Note
This documentation is for OMERO 5.2. This version is now in maintenance mode and will only be updated in the event of critical bugs or security concerns. OMERO 5.3 is expected before the end of 2016.
A major requirement for any image data application is the ability to display images. In most applications, this is achieved by reading pixel data from a filesystem and then mapping the pixel data to the 256 grey level available on most computer display monitors. It is common in some experiments to record and display multiple channels at once. Typically three, four, or even five separate images must be mapped, and then presented as a color image for painting on a monitor. Because these operations can require many thousands of operations and must be displayed rapidly to support the display of time-lapse movies, most image display software applications use a high-speed graphics CPU and dedicated hardware for image rendering and display. This requirement limits the deployment of these applications to high-powered workstations.
OMERO.server includes an image server, a software application that delivers rendered images to a client. This ensures that client applications can display image data. The OMERO Rendering Engine (OMERO-RE) has been designed to minimize the amount of data transferred to the client and thus removes the requirement for a specific graphics CPU, allowing high-performance image viewing on standard laptop computers. The OMERO-RE achieves this by limiting data transfer times by being close to the data, using highly efficient network transfer protocols, utilizing modern multi-processor and multi-core machines to provide the data to clients in a format that is as efficient to display as possible. OMERO-RE is multi-threaded and can use multi-core servers to simultaneously render individual channels before assembly into a final color image ready for transfer to the client. The use of the RE is not mandatory. If a client needs to have the full pixel data, it can. This OriginalPixels facility is used for client-side analysis, like that performed in the OMERO.insight measurement tool.

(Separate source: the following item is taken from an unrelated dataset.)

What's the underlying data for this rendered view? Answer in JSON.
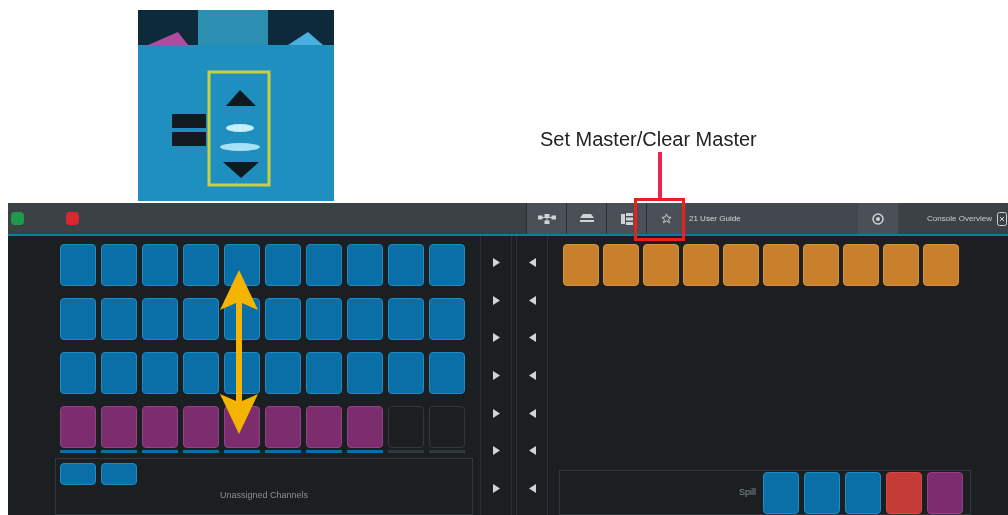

Transfer of image data even after rendering can limit performance, especially when accessing data remotely on connections with limited bandwidth (e.g. domestic ADSL). Therefore the OMERO-RE contains a compression service with an API that allows a client adjustable compression providing minimal image artefacts and a 20-fold range of data size to the client.
The OMERO Rendering Engine is accessed by OMERO client applications written in Java, C++, or Python via a binary protocol (ICE) provided by ZeroC.